Laughs when the ENTP comes to them, asking for candy to sell. Gives the ENTP their old candy from Halloween, which they stockpiled by monopolizing the neighborhood trick or treat system. Finds it cute that the ENTP genuinely thinks that they are earning more money than them. Spends the money on investments.
Goes out with a group of friends at the beginning of the break, but is quickly crushed by the familiar pressure to mediate hang outs. Realizes that maybe they like the idea of spending time with people more than actually spending time with people. Resolves to just hang out with the INFJ for the rest of the break. They spend days watching movies in comfortable silence.
Only reaches out to the ENFJ because they know they’re supposed to be doing some level of social interaction. Realizes that once school is out, they don’t really want to see most of their friends. Spends the break watching sad movies with the ENFJ and feeling misunderstood with them. Hopes that they don’t realize that they’re the only one they hang out with.
At every holiday party, makes it a point to win the gingerbread house competitions and board games at all costs. Gloats after every victory because they earned bragging rights anyways. Wonders why by the end of the break, nobody is inviting them over anymore.
Realizes that they have English next semester and panics because they forgot to do the required reading ahead of time. Checks their future teacher’s syllabus and reads every single book on the list, annotating with pastel highlighters and their favorite gel pens. Finishes the reading in a matter of days and has time to rearrange the ornaments on the tree so they alternate colors perfectly.

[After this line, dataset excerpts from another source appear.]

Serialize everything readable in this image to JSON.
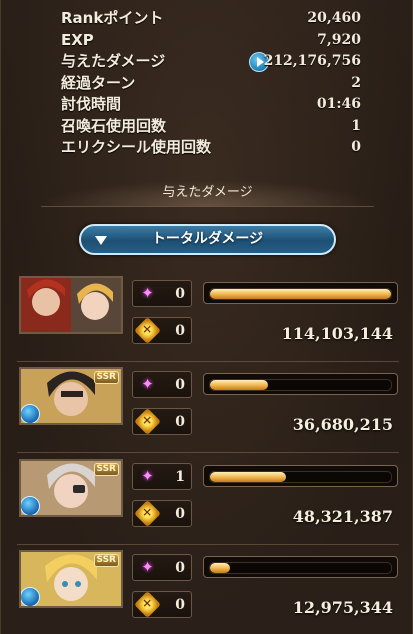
{
  "stats": [
    {
      "label": "Rankポイント",
      "value": "20,460"
    },
    {
      "label": "EXP",
      "value": "7,920"
    },
    {
      "label": "与えたダメージ",
      "value": "212,176,756",
      "icon": "play-icon"
    },
    {
      "label": "経過ターン",
      "value": "2"
    },
    {
      "label": "討伐時間",
      "value": "01:46"
    },
    {
      "label": "召喚石使用回数",
      "value": "1"
    },
    {
      "label": "エリクシール使用回数",
      "value": "0"
    }
  ],
  "section_title": "与えたダメージ",
  "damage_select": {
    "label": "トータルダメージ",
    "icon": "triangle-down-icon"
  },
  "characters": [
    {
      "portrait": "character-portrait",
      "skill_count": "0",
      "ougi_count": "0",
      "damage": "114,103,144",
      "share": 1.0,
      "ssr": false,
      "element_icon": false
    },
    {
      "portrait": "character-portrait",
      "skill_count": "0",
      "ougi_count": "0",
      "damage": "36,680,215",
      "share": 0.32,
      "ssr": true,
      "element_icon": true
    },
    {
      "portrait": "character-portrait",
      "skill_count": "1",
      "ougi_count": "0",
      "damage": "48,321,387",
      "share": 0.42,
      "ssr": true,
      "element_icon": true
    },
    {
      "portrait": "character-portrait",
      "skill_count": "0",
      "ougi_count": "0",
      "damage": "12,975,344",
      "share": 0.11,
      "ssr": true,
      "element_icon": true
    }
  ],
  "ssr_text": "SSR",
  "colors": {
    "bar_fill": "#f1b955",
    "skill_icon": "#ff8cff",
    "ougi_icon": "#ffe35a",
    "select_button": "#2a6590"
  }
}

Pours their whole heat into getting their family ready for the holidays. Forces their siblings to decorate while a carefully curated jazz playlist plays in the background. Makes their father spend hundreds of dollars on lights so their house is the brightest one on the street. Lapses into deep sadness once Christmas is over. But when their parents start talking about New Year’s celebrations, regains their purpose and plans the New Year’s Eve party.

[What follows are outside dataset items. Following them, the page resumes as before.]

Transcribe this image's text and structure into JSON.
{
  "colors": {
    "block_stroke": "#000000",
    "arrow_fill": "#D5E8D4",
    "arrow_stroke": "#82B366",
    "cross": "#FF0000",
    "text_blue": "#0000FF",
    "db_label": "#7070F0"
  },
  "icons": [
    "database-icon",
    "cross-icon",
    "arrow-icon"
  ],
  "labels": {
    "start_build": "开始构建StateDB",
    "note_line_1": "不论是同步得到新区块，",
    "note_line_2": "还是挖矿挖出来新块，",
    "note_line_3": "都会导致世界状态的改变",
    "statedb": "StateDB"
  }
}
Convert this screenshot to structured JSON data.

Starts going to the soup kitchen every evening. Quickly becomes everybody’s favorite because they give homemade cards to the customers and bring candy canes for the kids. By the end of the break, they have taken over as manager of the chain of soup kitchens, implementing their incentive to provide every family in the area with Christmas presents.
Creates a master plan to get swole before school starts again. Assembles a group of friends to buy memberships to the local gym and holds everybody accountable on following through with their daily workout plan. Ditches the idea after a week because some of their friends made a bet on who could gain the most weight before school starts. Gains fifteen pounds in gingerbread.
In an effort to avoid finishing college applications, they hotwire their neighbor’s motorcycle and go on an impromptu road trip around the state. In the process, they fix an issue with the carburetor, check the battery life, and change the coolant. They return the motorcycle two days later in better shape than they found it
Invites the entire school to their house on the first night of the break. After hosting the party of the year, drops off the radar entirely and spends the break with an obscure group of friends from another school. The only time anybody from school sees them is when they randomly visit their people’s houses at 3 a.m., standing in the freezing weather in just athletic shorts and sandals.
Tries to capture the magic of the holiday season by channeling everything they have into a mini book of winter poems. The INFP, trying to be nice, reads the book, but fails to say that it was the next big thing in American literature. As a result, the ISFP grows resentful and quits poetry altogether. The next day, they take up the ukulele and play Christmas carols in the local Target parking lot. Is chased off by a Target cashier.